Puis des marchands venaient traiter le prix au kilo après avoir vu le fromage, qui était livré « tout frais » au bout de trois mois.

On avait instauré « le jour du fruitier ». Il devait être nourri par les familles selon le lait apporté. Le matin, une famille lui portait le casse-croute, puis lui offrait les repas de midi et du soir à la maison, repas que l’on améliorait, mais qui étaient vite avalés pendant que le lait caillait. Les familles avaient des numéros et le secrétaire faisait les comptes. Comme chaque famille possédait en moyenne 3 vaches, Silvin Marcellin, qui en avait 7, devait plus de jours. Hénin aimait bien manger chez Zoé Favre, car il y mangeait de bonnes choses qu’il ne trouvait pas ailleurs.

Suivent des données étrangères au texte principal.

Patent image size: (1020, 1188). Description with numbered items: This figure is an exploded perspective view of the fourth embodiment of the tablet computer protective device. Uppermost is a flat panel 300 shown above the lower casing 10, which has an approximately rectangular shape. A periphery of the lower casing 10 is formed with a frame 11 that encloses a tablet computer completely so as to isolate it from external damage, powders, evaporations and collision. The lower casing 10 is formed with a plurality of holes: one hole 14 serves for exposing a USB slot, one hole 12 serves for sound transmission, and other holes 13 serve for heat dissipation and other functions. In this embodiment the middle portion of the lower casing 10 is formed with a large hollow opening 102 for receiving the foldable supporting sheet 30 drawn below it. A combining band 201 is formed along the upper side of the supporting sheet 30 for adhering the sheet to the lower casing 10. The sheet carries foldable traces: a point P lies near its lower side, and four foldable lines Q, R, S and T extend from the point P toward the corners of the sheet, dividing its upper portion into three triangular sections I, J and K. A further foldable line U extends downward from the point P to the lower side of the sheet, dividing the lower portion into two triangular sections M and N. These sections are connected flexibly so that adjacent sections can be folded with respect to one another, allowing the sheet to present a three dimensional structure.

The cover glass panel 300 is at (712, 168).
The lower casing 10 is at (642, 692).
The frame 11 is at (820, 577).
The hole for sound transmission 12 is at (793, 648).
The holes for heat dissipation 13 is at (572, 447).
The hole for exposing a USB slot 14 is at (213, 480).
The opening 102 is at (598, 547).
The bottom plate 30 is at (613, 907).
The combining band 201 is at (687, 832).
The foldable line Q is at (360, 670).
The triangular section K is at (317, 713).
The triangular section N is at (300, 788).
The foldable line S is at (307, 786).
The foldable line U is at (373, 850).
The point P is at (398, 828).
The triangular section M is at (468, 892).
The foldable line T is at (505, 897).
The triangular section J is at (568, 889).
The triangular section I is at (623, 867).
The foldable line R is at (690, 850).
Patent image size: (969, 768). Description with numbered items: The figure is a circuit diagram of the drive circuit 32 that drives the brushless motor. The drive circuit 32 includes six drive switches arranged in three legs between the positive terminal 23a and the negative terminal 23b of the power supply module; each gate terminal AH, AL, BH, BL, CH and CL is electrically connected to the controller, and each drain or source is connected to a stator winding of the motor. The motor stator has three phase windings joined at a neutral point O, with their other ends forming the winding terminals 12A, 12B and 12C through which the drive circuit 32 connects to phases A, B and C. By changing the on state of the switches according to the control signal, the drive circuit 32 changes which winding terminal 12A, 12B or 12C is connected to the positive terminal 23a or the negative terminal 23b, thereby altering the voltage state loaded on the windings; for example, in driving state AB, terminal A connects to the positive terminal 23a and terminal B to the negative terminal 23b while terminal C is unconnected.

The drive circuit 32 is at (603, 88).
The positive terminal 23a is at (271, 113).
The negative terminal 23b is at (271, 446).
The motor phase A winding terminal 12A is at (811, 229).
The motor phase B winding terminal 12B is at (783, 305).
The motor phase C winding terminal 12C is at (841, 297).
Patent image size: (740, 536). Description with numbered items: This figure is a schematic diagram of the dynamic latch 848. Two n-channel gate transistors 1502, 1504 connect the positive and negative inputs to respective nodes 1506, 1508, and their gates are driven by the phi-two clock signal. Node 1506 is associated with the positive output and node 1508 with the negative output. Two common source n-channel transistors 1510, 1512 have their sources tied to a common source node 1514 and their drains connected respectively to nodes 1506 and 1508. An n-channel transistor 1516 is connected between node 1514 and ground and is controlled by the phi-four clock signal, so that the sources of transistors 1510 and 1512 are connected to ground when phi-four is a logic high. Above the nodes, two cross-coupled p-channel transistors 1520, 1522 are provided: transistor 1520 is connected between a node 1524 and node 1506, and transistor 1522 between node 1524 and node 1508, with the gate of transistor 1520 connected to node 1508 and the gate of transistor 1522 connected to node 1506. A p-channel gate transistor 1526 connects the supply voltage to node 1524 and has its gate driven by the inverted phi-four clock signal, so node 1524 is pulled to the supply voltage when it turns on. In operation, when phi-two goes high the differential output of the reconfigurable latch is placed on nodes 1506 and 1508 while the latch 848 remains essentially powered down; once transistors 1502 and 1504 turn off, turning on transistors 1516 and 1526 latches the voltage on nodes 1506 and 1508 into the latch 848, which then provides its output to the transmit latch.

Cette fruitière fut abandonnée quand on regroupa toutes celles des hameaux à Peisey. Maintenant, les fruitières sont dans la vallée, à Aime et Bourg St Maurice. Les grands éleveurs font eux-mêmes leur beaufort, le portent dans la vallée ou le vendent aux touristes dans la station.
. Les tommes et le beurre étaient et sont toujours des productions familiales. Toutefois, le lait trait en hiver est aussi converti en yaourts, raclettes…

Petit artisanat

Alphonse Trésallet, dans la maison actuelle d’Alain Richermoz, fabriquait de petits ustensiles en bois : des auges, des seillons pour donner à boire aux veaux ou traire les vaches, des baquets pour la lessive, des berceaux, des barattes hautes…
Son fils Henri prolonge le travail de son père et vend sa production à l’Ancienne fruitière de la côte d’Aime.

Les maisons qui ont toutes près de 300 ans, se construisaient en « solidarité » et les charpentes étaient préparées en hiver.
En hiver aussi, des jeunes s’embauchaient pour extraire des pierres aux « pierres du Ceris », près des amis, et à Glaise, qu’ils tiraient sur des traineaux. Elles servaient à faire les maisons et à entretenir les routes.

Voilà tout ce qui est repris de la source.